In the context of a wider study on behaviour change strategies, the House of Lords Science & Technology Select committee has published advice on voluntary agreements.
FINAL REPORT RECOMMENDATIONS ON VOLUNTARY AGREEMENTS (July 2011)
5.13. In general, the evidence supports the conclusion that non-regulatory or regulatory measures used in isolation are often not likely to be effective and that usually the most effective means of changing behaviour at a population level is to use a range of policy tools, both regulatory and non-regulatory. Given that many factors may influence behaviour, this conclusion is perhaps unsurprising.
5.14. We welcome efforts by the Government to raise awareness within departments of the importance of understanding behaviour, and the potential this has for the development of more effective and efficient policies. We are concerned, however, that emphasising non-regulatory interventions will lead to policy decisions where the evidence for the effectiveness of other interventions in changing behaviour has not been considered.
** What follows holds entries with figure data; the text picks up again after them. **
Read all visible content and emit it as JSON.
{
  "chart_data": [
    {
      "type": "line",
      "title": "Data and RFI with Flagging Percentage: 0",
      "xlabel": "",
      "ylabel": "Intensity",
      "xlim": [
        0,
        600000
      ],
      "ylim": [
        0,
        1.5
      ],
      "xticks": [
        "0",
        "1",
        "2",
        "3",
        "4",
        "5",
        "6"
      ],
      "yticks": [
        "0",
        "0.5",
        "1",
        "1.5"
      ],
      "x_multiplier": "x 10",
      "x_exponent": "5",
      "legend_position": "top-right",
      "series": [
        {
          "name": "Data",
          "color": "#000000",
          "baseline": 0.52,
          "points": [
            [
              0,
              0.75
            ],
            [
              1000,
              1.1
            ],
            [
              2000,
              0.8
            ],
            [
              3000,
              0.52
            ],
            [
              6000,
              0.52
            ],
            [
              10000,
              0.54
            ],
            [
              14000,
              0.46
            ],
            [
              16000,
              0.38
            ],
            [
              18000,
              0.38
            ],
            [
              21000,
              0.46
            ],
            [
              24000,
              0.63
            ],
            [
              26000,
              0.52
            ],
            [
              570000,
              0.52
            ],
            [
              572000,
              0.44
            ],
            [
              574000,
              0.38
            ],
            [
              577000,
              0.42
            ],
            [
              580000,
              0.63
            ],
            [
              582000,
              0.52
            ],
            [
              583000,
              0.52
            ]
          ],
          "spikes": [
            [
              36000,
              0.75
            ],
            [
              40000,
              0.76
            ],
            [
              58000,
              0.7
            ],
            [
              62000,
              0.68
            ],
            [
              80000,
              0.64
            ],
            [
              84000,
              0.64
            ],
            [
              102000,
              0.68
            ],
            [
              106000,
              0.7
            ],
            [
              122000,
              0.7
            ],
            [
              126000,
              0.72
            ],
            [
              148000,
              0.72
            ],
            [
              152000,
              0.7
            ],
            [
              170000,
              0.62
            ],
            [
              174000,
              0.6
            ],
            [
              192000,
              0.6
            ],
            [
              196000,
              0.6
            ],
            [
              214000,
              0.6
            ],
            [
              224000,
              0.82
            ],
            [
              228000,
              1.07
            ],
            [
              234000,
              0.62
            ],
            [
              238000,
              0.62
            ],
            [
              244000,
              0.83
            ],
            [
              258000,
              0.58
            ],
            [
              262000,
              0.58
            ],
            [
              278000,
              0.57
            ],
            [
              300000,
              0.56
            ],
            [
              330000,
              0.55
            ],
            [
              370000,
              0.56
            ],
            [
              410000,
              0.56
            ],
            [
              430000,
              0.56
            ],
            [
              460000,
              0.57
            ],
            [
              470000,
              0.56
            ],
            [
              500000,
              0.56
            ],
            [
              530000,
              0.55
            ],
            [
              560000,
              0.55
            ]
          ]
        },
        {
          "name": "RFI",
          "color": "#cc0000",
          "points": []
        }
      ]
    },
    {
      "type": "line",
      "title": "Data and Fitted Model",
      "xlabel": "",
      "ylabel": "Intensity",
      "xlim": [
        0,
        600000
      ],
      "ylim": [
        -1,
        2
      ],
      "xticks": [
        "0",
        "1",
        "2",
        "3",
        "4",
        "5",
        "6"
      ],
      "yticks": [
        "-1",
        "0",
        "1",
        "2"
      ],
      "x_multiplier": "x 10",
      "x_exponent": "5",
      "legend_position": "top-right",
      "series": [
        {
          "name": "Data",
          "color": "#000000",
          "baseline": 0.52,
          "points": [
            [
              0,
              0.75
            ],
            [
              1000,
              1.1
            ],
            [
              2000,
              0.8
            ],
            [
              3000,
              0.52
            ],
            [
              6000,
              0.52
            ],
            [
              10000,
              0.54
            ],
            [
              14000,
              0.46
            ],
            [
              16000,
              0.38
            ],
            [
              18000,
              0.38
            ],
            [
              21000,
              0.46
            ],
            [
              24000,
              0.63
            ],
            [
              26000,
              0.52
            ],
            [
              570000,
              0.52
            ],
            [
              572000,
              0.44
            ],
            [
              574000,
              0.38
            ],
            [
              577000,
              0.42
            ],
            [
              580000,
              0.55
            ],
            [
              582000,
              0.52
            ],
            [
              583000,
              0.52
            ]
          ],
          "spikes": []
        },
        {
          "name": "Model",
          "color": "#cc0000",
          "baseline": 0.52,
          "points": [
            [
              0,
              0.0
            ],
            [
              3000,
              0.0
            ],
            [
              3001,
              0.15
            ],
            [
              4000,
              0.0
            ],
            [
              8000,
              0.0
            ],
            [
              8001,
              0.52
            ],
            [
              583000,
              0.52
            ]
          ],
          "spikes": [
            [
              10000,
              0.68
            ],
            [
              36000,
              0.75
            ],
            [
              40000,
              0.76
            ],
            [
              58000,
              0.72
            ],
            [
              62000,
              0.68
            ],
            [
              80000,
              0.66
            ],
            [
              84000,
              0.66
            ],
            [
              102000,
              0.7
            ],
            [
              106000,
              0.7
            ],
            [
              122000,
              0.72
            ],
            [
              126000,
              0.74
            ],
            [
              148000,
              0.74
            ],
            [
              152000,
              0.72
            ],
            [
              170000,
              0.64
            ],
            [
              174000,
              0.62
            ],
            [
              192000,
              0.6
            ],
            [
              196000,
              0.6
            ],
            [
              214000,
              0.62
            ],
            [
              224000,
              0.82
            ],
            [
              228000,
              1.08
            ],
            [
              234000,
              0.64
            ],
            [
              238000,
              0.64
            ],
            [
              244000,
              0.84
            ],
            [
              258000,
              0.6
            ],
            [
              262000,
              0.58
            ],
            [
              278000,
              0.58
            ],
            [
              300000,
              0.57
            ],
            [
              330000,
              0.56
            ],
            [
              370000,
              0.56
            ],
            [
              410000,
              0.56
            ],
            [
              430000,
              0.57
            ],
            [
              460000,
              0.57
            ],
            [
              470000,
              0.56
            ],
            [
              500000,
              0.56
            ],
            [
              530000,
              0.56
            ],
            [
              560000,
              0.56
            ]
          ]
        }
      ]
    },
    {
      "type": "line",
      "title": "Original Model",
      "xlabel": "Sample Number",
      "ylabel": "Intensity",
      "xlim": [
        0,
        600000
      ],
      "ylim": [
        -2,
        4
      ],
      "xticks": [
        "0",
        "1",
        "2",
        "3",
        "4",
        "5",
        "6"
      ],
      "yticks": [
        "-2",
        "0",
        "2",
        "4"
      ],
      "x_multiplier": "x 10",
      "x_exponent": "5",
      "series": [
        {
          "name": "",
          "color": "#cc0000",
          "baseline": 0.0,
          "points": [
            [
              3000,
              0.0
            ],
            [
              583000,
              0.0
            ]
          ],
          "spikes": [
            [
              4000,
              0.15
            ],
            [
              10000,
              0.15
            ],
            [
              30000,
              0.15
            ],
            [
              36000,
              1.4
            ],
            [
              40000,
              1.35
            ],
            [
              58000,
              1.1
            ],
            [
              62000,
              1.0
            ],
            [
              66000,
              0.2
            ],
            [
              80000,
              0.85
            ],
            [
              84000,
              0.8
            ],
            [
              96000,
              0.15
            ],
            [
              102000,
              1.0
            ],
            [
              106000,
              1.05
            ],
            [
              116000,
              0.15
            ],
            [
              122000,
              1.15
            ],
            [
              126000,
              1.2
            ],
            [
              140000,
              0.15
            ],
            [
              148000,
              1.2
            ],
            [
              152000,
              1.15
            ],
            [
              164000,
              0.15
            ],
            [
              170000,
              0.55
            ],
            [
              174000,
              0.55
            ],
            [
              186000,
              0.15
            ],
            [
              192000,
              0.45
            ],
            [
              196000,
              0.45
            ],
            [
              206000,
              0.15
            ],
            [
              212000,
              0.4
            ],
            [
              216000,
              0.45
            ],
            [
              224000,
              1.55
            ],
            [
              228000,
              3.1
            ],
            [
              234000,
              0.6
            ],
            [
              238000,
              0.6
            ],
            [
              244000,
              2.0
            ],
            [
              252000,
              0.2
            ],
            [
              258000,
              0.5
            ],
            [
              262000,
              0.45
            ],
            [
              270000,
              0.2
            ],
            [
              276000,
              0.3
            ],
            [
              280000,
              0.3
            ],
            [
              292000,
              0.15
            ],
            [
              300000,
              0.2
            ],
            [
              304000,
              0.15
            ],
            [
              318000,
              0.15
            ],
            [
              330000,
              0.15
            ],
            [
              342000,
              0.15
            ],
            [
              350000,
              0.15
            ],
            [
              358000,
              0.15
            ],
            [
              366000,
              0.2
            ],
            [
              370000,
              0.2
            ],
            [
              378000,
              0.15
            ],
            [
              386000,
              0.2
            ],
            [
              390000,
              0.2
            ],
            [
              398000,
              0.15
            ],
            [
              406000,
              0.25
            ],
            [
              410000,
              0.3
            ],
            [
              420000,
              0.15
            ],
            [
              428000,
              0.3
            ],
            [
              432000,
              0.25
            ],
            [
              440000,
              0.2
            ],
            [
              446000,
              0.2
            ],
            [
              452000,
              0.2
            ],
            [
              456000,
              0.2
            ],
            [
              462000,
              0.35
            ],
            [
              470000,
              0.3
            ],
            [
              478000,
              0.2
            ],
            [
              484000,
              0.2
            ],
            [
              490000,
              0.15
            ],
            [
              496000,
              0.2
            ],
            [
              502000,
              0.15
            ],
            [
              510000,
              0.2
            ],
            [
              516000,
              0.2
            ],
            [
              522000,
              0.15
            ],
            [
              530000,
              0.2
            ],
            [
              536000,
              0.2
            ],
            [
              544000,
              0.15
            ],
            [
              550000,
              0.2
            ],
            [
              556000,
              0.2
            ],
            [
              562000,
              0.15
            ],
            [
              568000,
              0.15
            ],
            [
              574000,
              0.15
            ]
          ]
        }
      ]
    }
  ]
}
This would jeopardise the development of evidence-based, effective and cost-effective policies.
5.15. We therefore urge ministers to ensure that policy makers are made aware of the evidence that non-regulatory measures are often not likely to be effective if used in isolation and that evidence regarding the whole range of policy interventions should be considered before they commit to using non-regulatory measures alone.
5.25. The involvement of other organisations to support the Government’s behaviour change initiatives may provide valuable opportunities to improve the effectiveness of behaviour change interventions, in particular by allowing a range of messengers to be used to deliver them. We welcome the Government’s intention to use such collaborations.
5.26. However, we have major doubts about the effectiveness of voluntary agreements with commercial organisations, in particular where there are potential conflicts of interest. Where voluntary agreements are made, we recommend that the following principles should be applied in order to ensure that they achieve their purpose:
- The Government should specify clearly what they want businesses to do based on the evidence about how to change behaviour, and what steps they will take to achieve the same result if voluntary agreements are not forthcoming, or prove ineffective.
- Voluntary agreements should be rigorously and independently evaluated against measurable and time-limited outcomes.
5.27. Given that these principles do not appear to have been applied consistently to the Public Health Responsibility Deal Network, we urge DH, in particular, to ensure that these principles are followed when negotiating further voluntary agreements. In relation to the current agreements, we recommend that DH should state for each pledge what outcomes are expected and when, and provide details of what steps they will take if the agreements are not effective at the end of the stated period.
SIGNIFICANT EXTRACTS FROM EVIDENCE TO THE SELECT COMMITTEE
Pg 398 - “Professor Theresa Marteau: I’m not intimate with the Government’s policy on obesity, but my understanding is that, after the publication of the public health White Paper, there will be a separate report coming out in the spring. Part of it will be the responsibility deal that the Government are engaged in at the moment. Perhaps I could make a few comments about that. This is about government partnering with relevant industries for self-regulation. An interesting paper, which I will pass on to the Committee, is an analysis by Kelly Brownell in Yale of the history of self-regulation of the alcohol and tobacco industries. The paper compares that with marine fishing and forestry to try to see what we can learn about self-regulation for the food industry. In the analysis, the suggestion is that self-regulation has worked well for marine fishing and forestry because the threat is internal. In effect, if those industries don’t regulate themselves, they’ll have no industry. Where the threat is external, which is what the paper believes has been the case with alcohol and tobacco, and probably with food as well, self-regulation hasn’t necessarily worked so well. The report makes recommendations for how self-regulation by the food industry can be made to be most effective. It will come as no surprise to you that the emphasis is on the importance of transparency, objective evaluation and realistic goals.”